Le président américain, Donald Trump, dans le bureau Ovale à la Maison Blanche, à Washington, le 11 février 2025.  KEVIN LAMARQUE / REUTERS

Qui réussira à arrêter Donald Trump ? Près d’un mois après l’installation du président républicain à la Maison Blanche, le passage en revue des freins potentiels à ses appétits de pouvoir est vite achevéMobilisée en 2017, au lendemain de sa première élection, la société civile est aujourd’hui aux abonnés absents. Quelques manifestations sont bien prévues, lundi 17 février, jour férié, dit « President’s Day », devant les capitoles d’une quarantaine d’Etats. Mais le peuple démocrate est encore sous le choc, spectateur d’un scénario irréel qui le dépasse« J’ai l’impression de vivre dans un film », nous disait récemment un incrédule.

Le Congrès ? Vœu pieux. Les républicains sont alignés, les démocrates en minorité – inaudibles et partagés entre partisans d’une opposition tous azimuts et tenants d’un attentisme stratégique, dans la perspective des élections de mi-mandat, en 2026. Wall Street ? La politique de Donald Trump pourrait être « tellement autodestructrice qu’il serait obligé de faire marche arrière », conjecturait l’intellectuel Francis Fukuyama, lors d’une discussion organisée le 12 février par la Fondation Carnegie pour la paix internationale.
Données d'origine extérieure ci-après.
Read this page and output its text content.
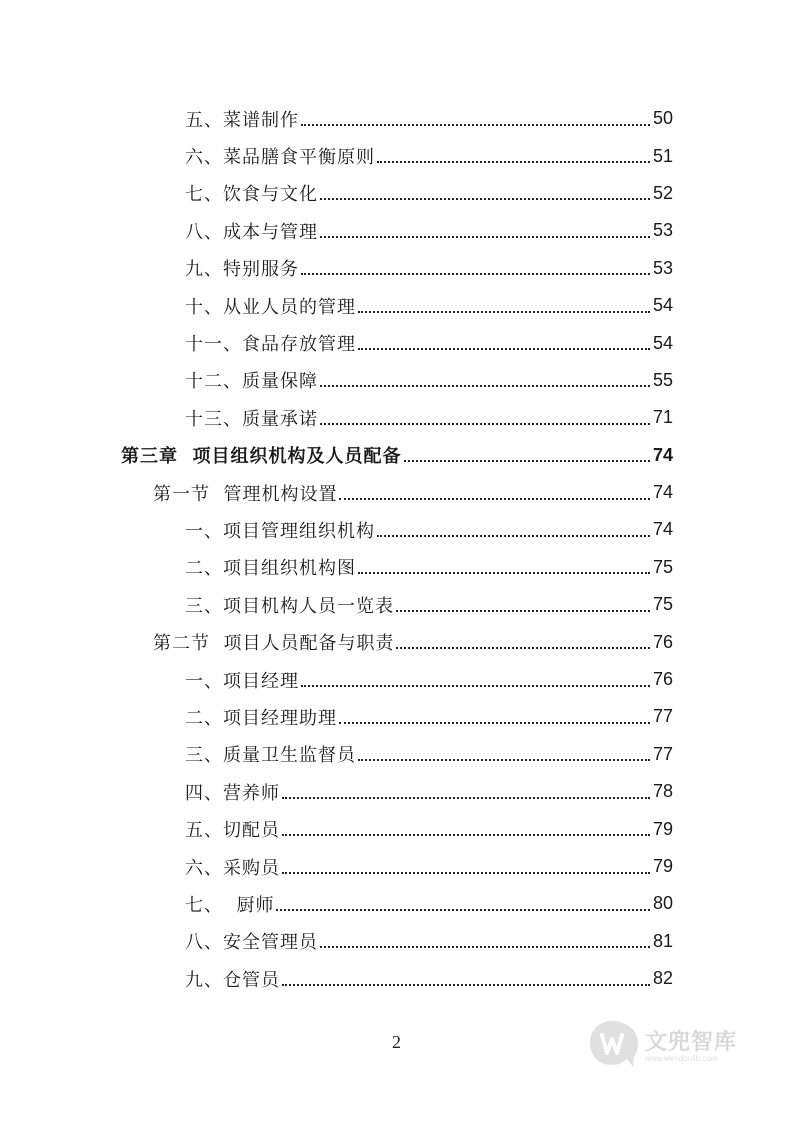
五、菜谱制作	50
六、菜品膳食平衡原则	51
七、饮食与文化	52
八、成本与管理	53
九、特别服务	53
十、从业人员的管理	54
十一、食品存放管理	54
十二、质量保障	55
十三、质量承诺	71
第三章  项目组织机构及人员配备	74
第一节  管理机构设置	74
一、项目管理组织机构	74
二、项目组织机构图	75
三、项目机构人员一览表	75
第二节  项目人员配备与职责	76
一、项目经理	76
二、项目经理助理	77
三、质量卫生监督员	77
四、营养师	78
五、切配员	79
六、采购员	79
七、  厨师	80
八、安全管理员	81
九、仓管员	82
2	文兜智库
www.wendoulib.com
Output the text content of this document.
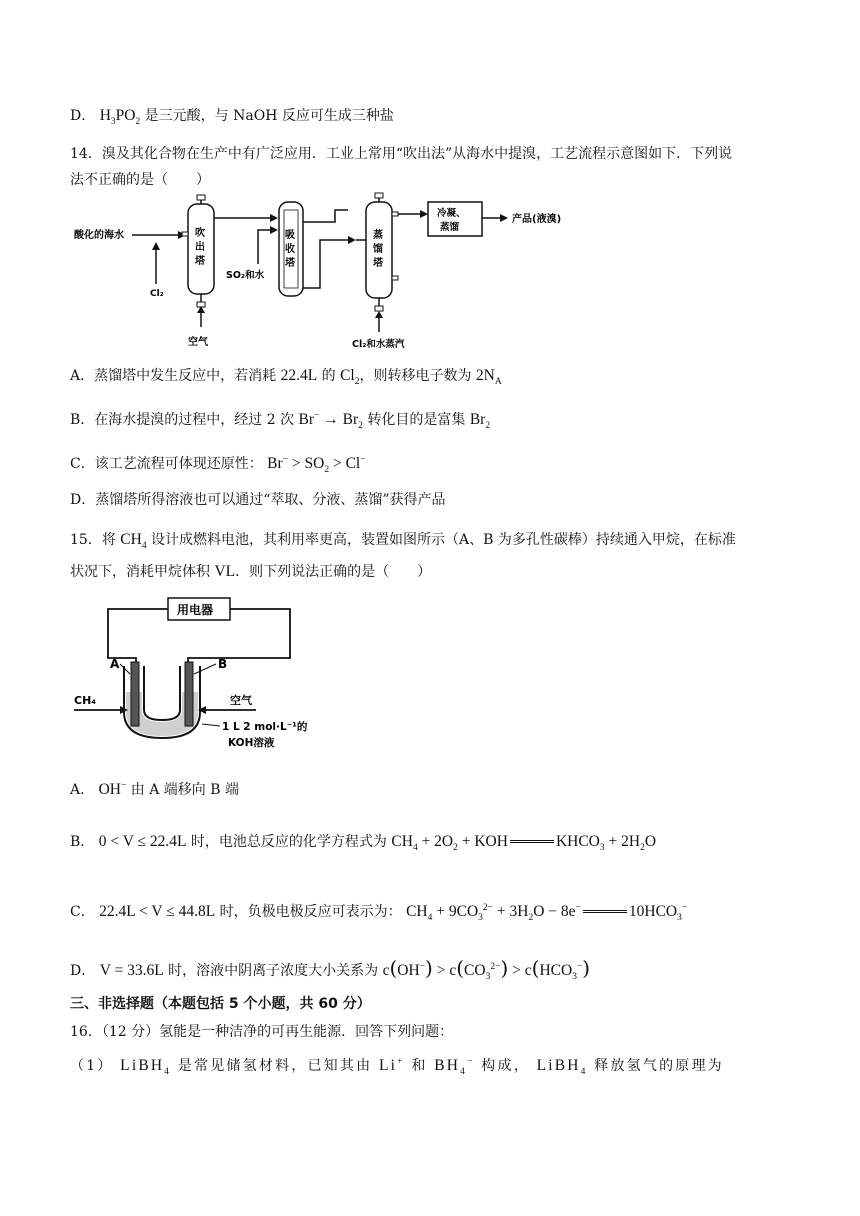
D． $H_3PO_2$ 是三元酸，与 NaOH 反应可生成三种盐
14．溴及其化合物在生产中有广泛应用．工业上常用“吹出法”从海水中提溴，工艺流程示意图如下．下列说
法不正确的是（　　）
酸化的海水
Cl₂
吹
出
塔
空气
SO₂和水
吸
收
塔
蒸
馏
塔
Cl₂和水蒸汽
冷凝、
蒸馏
产品(液溴)
A．蒸馏塔中发生反应中，若消耗 22.4L 的 $Cl_2$，则转移电子数为 $2N_A$
B．在海水提溴的过程中，经过 2 次 $Br^- \to Br_2$ 转化目的是富集 $Br_2$
C．该工艺流程可体现还原性： $Br^- > SO_2 > Cl^-$
D．蒸馏塔所得溶液也可以通过“萃取、分液、蒸馏”获得产品
15．将 $CH_4$ 设计成燃料电池，其利用率更高，装置如图所示（A、B 为多孔性碳棒）持续通入甲烷，在标准
状况下，消耗甲烷体积 VL．则下列说法正确的是（　　）
用电器
A	B
CH₄	空气
1 L 2 mol·L⁻¹的
KOH溶液
A． OH− 由 A 端移向 B 端
B． 0 < V ≤ 22.4L 时，电池总反应的化学方程式为 $CH_4 + 2O_2$ + KOH	$KHCO_3 + 2H_2O$
C． 22.4L < V ≤ 44.8L 时，负极电极反应可表示为： $CH_4 + 9CO_3^{2-} + 3H_2O - 8e^-$	$10HCO_3^-$
D． V = 33.6L 时，溶液中阴离子浓度大小关系为 $c(OH^-) > c(CO_3^{2-}) > c(HCO_3^-)$
三、非选择题（本题包括 5 个小题，共 60 分）
16．（12 分）氢能是一种洁净的可再生能源．回答下列问题：
（1） LiBH$_4$ 是常见储氢材料，已知其由 Li+ 和 $BH_4^-$ 构成， LiBH$_4$ 释放氢气的原理为
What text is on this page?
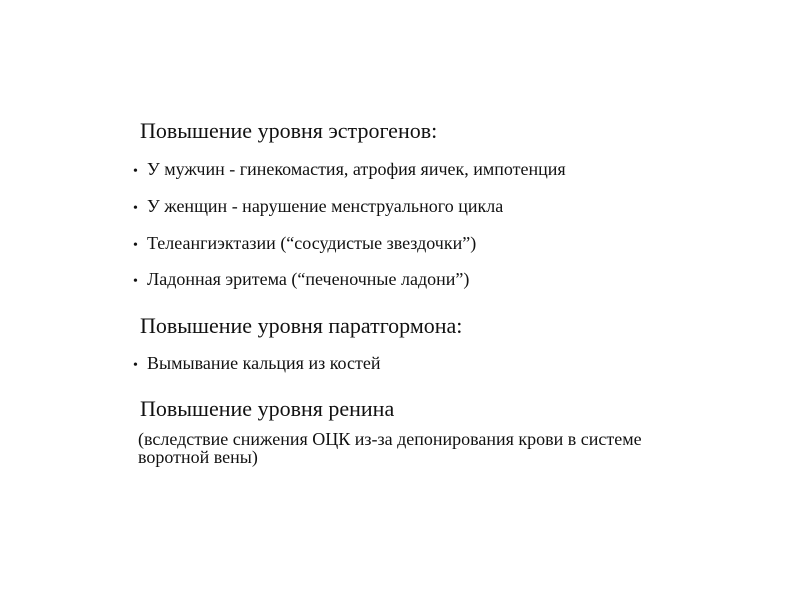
Повышение уровня эстрогенов:
• У мужчин - гинекомастия, атрофия яичек, импотенция
• У женщин - нарушение менструального цикла
• Телеангиэктазии (“сосудистые звездочки”)
• Ладонная эритема (“печеночные ладони”)
Повышение уровня паратгормона:
• Вымывание кальция из костей
Повышение уровня ренина
(вследствие снижения ОЦК из-за депонирования крови в системе воротной вены)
A ce stade, seule la justice paraît en mesure d’exercer un quelconque rôle de contre-pouvoir. Le nombre de plaintes en témoigne. De toutes parts, l’Amérique anti-Trump – ou anti-autoritarisme – en appelle aux juges fédéraux. En trois semaines, le site Just Security, un projet de la faculté de droit de l’université de New York, a déjà recensé 64 poursuites contre l’administration Trump.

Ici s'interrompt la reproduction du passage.